Sim, nós chamávamos esse tempo de Tempos de Avivamento, dos Guerreiros de Oração. [...] ...um tempo de grande derramamento do Espírito Santo, o pentecostes genuíno do século X se concretizou nas nossas vidas nesta época. [...] É tão relembrado que eu, como missionário nos dias atuais, vivo minha vida espiritual baseada neste período. Só consigo me sustentar nos tempo de hoje dentro desta missão por eu ter um dia vivido este avivamento, hoje a memória desperta a todo instante a vida dos “Guerreiros de Oração” como referência para quem quer resistir aos dias que virão87.

Conta-se que a efervescência se foi, mas as vigílias ainda ocorrem principalmente com integrantes do Grupo Cristo Redentor e do Grupo Água Viva. José Augusto confirma esta constatação afirmando que “em alguns grupos houve a tentativa de conservar a essência como o Batismo, o fervor e a oração do monte, como é o caso do Cristo Redentor” 88.

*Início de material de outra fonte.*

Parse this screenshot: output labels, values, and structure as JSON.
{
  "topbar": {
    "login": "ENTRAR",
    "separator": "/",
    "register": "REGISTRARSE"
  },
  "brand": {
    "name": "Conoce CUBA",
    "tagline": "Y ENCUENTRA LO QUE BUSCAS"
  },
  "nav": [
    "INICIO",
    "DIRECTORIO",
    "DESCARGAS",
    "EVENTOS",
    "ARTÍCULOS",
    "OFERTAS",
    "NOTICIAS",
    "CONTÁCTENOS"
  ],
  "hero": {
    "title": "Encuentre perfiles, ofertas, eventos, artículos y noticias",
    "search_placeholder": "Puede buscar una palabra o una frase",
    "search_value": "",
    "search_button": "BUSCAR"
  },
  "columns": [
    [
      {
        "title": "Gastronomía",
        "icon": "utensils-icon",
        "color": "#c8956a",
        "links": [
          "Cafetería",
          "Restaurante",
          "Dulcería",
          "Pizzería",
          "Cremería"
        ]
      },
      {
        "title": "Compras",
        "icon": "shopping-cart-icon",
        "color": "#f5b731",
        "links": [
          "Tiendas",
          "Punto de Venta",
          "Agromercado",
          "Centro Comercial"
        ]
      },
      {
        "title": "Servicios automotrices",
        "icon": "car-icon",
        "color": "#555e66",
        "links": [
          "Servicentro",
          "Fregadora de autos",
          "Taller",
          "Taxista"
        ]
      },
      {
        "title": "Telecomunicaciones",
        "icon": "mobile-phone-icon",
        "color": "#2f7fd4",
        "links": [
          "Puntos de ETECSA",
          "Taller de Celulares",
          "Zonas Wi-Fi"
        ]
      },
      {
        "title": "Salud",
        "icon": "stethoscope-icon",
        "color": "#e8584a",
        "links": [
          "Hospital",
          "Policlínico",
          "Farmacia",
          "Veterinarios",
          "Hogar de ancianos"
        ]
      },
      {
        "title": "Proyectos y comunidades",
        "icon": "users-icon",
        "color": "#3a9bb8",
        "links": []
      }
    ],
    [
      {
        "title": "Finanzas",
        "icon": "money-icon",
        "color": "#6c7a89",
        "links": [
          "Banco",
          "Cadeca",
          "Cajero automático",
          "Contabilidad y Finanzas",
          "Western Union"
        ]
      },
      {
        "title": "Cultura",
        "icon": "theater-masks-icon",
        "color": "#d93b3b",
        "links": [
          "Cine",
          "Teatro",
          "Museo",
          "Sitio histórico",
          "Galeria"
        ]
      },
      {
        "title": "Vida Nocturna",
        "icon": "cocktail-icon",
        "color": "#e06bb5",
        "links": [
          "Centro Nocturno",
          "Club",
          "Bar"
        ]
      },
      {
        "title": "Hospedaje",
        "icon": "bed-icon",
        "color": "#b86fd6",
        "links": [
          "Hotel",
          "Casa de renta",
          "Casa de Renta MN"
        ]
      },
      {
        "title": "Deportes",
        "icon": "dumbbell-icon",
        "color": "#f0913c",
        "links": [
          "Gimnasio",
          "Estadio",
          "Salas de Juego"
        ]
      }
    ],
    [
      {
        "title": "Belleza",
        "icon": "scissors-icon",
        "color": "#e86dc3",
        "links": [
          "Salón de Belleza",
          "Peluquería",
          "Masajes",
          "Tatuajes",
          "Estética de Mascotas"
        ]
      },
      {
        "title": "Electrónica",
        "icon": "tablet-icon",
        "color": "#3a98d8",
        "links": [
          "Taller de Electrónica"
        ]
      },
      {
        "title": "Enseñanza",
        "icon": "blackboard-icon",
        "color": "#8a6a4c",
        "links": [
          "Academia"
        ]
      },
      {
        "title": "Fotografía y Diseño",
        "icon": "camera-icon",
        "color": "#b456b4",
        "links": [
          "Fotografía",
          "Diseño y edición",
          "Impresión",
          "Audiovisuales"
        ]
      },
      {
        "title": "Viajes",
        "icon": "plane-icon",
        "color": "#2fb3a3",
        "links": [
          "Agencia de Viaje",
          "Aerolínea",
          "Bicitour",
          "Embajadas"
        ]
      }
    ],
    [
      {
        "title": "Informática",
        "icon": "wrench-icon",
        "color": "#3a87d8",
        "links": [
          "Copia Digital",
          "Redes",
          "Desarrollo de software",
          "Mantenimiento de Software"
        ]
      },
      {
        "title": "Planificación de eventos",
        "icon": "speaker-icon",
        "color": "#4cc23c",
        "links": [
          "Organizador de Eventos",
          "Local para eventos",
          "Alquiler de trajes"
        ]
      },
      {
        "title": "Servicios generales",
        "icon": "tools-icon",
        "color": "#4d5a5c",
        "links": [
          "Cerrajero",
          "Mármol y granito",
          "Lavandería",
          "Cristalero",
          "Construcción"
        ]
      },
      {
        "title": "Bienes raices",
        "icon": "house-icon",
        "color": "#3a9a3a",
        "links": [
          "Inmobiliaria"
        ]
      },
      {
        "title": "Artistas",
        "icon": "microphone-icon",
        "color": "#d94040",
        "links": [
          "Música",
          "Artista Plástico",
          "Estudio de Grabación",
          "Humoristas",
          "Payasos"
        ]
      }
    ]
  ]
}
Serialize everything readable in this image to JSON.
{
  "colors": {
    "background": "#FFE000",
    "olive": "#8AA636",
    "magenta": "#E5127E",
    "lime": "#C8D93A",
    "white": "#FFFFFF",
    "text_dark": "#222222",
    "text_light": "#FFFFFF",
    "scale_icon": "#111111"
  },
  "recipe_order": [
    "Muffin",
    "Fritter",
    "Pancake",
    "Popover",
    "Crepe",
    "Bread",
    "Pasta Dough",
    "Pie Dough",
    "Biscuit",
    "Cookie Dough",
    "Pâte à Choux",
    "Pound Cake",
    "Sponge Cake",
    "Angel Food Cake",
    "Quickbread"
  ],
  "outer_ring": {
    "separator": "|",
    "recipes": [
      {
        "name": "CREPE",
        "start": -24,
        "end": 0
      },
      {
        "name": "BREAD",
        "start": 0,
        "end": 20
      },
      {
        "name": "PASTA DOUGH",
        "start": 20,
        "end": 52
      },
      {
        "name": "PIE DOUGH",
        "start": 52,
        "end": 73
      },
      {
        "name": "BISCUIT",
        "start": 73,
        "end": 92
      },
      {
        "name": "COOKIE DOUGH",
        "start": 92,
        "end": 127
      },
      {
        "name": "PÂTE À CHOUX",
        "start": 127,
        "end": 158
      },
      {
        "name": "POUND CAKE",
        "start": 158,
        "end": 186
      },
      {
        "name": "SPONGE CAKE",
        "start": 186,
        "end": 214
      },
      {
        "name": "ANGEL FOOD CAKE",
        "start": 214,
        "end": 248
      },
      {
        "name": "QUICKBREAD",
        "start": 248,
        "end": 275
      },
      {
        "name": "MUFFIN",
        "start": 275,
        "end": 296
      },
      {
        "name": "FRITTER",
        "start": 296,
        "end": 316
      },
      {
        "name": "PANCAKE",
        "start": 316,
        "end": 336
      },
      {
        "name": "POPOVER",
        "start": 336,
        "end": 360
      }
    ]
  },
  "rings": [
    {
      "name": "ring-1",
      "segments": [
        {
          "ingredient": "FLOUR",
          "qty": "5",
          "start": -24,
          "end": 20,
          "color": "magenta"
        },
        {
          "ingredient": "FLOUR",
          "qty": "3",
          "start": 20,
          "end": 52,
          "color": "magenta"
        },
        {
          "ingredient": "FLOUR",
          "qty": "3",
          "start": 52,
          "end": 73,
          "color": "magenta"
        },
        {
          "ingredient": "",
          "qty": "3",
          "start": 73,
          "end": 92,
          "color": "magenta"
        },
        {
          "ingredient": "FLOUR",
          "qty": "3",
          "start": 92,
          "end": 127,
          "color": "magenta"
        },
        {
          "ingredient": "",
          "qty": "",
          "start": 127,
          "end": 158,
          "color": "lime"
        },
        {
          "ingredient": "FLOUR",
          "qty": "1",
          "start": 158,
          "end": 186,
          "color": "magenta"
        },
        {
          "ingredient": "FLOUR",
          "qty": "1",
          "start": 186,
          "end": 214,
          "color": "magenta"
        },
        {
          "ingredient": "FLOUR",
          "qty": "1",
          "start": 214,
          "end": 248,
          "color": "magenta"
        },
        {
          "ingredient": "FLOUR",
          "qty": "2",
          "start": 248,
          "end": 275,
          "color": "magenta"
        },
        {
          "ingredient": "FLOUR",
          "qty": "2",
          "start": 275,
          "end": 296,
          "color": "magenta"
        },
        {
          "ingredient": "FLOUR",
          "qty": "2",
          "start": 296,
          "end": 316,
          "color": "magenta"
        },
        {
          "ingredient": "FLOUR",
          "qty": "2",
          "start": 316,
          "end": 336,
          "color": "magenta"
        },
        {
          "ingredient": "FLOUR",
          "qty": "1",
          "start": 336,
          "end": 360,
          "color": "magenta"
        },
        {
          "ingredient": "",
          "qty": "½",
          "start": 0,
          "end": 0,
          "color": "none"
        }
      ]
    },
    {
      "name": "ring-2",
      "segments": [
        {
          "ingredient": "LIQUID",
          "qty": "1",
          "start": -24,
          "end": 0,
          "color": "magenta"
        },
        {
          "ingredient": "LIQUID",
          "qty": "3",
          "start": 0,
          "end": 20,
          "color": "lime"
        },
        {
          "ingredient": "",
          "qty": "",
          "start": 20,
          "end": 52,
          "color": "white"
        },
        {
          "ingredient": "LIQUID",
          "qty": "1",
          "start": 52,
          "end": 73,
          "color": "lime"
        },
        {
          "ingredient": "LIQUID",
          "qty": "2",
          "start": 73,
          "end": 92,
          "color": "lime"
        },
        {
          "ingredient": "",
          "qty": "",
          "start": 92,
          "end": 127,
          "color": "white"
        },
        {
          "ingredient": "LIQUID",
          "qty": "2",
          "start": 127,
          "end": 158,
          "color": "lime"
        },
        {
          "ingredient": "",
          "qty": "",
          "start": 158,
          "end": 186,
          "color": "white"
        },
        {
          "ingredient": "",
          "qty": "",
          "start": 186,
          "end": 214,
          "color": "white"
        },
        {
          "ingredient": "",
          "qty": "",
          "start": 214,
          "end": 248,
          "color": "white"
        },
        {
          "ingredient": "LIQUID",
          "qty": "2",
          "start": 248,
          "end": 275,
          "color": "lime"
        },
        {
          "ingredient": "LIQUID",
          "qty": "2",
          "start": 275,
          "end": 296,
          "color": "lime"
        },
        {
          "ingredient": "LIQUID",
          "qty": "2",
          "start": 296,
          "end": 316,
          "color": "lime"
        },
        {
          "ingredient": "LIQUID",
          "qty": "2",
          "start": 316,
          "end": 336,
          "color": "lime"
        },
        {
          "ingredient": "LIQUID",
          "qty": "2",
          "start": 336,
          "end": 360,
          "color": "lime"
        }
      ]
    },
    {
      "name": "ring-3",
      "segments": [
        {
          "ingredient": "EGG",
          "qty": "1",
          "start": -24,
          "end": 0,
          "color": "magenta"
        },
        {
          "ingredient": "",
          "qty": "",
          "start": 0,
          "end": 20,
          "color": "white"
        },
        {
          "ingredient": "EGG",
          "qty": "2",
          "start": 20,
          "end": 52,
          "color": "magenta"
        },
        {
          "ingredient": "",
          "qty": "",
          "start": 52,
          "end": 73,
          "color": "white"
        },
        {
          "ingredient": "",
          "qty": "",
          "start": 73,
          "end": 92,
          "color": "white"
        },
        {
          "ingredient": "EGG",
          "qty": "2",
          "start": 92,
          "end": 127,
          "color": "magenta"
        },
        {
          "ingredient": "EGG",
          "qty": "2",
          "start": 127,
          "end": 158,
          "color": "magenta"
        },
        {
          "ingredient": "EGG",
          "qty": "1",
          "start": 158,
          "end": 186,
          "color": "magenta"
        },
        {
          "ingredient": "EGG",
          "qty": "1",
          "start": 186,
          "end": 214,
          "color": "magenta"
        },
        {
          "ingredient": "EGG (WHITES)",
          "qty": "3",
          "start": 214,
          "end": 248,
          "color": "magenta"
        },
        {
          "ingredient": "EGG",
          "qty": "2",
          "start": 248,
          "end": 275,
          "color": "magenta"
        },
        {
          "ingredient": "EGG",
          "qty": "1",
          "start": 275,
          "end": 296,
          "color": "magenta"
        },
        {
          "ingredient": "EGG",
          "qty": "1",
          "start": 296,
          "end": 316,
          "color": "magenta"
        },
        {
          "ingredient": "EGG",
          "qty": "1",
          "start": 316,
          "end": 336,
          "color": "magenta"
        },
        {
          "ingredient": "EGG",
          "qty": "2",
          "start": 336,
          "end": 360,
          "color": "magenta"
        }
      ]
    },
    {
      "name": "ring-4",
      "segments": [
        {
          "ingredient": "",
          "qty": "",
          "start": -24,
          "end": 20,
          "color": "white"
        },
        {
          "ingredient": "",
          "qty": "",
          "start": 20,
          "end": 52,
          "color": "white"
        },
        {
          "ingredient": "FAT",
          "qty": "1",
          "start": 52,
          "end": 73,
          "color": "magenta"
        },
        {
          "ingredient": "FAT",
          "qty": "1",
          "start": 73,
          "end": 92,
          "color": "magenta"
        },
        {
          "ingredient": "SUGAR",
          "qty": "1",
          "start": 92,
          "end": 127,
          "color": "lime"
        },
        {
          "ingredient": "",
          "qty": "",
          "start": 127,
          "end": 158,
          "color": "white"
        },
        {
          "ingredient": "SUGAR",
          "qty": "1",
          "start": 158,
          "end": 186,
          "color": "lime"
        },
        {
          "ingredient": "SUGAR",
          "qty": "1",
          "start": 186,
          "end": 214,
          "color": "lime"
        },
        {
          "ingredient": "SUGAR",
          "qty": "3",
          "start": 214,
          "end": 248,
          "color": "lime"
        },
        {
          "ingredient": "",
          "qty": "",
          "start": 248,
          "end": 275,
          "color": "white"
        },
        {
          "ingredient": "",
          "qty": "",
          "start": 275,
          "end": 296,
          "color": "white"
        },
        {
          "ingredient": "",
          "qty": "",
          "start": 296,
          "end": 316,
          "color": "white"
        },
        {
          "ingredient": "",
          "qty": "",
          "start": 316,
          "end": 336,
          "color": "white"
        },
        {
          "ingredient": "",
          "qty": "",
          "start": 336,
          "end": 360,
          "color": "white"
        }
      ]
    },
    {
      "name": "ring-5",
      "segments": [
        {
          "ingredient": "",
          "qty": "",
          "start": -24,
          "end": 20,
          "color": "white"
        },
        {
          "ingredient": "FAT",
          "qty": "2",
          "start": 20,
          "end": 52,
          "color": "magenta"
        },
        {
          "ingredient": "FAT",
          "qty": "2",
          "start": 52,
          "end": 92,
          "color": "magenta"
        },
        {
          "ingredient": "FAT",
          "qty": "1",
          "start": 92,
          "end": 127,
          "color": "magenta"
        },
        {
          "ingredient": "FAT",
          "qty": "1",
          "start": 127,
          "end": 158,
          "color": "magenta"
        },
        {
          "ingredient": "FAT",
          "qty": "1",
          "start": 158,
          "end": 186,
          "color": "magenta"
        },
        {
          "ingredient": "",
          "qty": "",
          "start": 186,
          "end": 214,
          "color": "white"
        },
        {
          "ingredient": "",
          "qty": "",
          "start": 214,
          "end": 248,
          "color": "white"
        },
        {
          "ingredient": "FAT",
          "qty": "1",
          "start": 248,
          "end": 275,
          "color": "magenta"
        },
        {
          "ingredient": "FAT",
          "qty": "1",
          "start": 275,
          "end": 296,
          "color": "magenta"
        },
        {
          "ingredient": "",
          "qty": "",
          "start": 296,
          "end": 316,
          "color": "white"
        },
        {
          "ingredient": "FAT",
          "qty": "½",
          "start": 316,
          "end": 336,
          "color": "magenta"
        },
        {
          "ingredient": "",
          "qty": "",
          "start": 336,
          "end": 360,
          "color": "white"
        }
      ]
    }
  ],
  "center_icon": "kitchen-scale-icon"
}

O grupo Cristo Redentor traz a prática das vigílias nos montes desde a década de 90. Atualmente a prática se tornou parte integrante das atividades dos “servos” do grupo de intercessão. O dia de suas atividades ocorre às terças-feiras, das 20 às 22 horas, sendo que uma vez por mês reúnem-se no monte para fazerem a vigília.

Ainda com relação ao Grupo Cristo Redentor, ocorre também que José Augusto e alguns outros integrantes, semanalmente, após a reunião no Grupo de Intercessão às terças-feiras, dirigirem-se ao monte para lá realizarem uma vigília por duas horas de oração. Essa prática ocorre devido a uma revelação dada por José Augusto no ano de 2010 em que o “Senhor” estaria pedindo àqueles que sentissem no coração vigílias de oração após os Grupos de Intercessão, com a promessa de que Ele os revestiria de poder.